50% de bio dans les cantines : c’est pour bientôt !

Le 4 décembre 2017 - Par La rédaction avec l'AFP

L’objectif de passer à 50% de produits bio et locaux dans la restauration collective d’ici à 2022 fera l’objet d’une loi, a déclaré le ministre de l’Agriculture Stéphane Travert dans le Journal du Dimanche.

Interrogé pour savoir si cet objectif serait inscrit dans la loi, le ministre a répondu : « oui, ce chiffre fait partie des objectifs d’une grande politique d’alimentation.
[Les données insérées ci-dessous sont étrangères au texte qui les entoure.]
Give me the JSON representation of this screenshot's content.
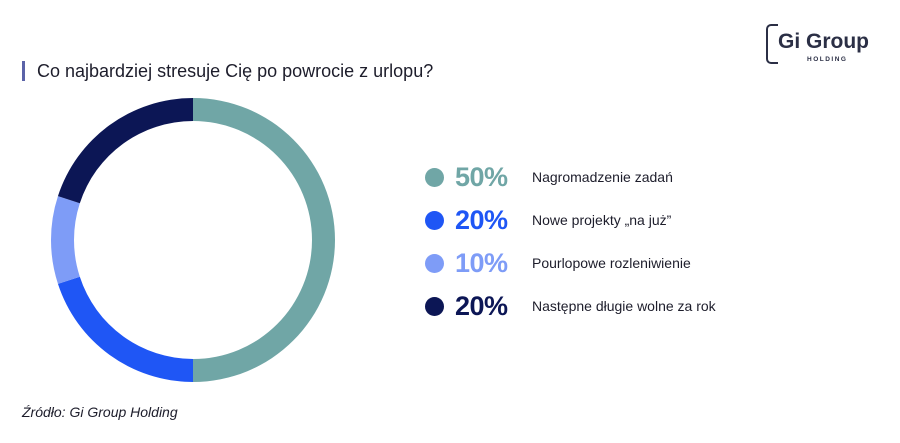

Il y en a d’autres. Par exemple qu’en 2022 l’essentiel des oeufs coquille consommés proviennent d’élevages alternatifs à la cage. » Le fait de passer à 50% de produits bio dans les cantines faisait parti des promesses de campagne d’Emmanuel Macron. Promesse qu’il a renouvelée lors de son discours de Rungis en octobre sur les Etats généraux de l’Alimentation.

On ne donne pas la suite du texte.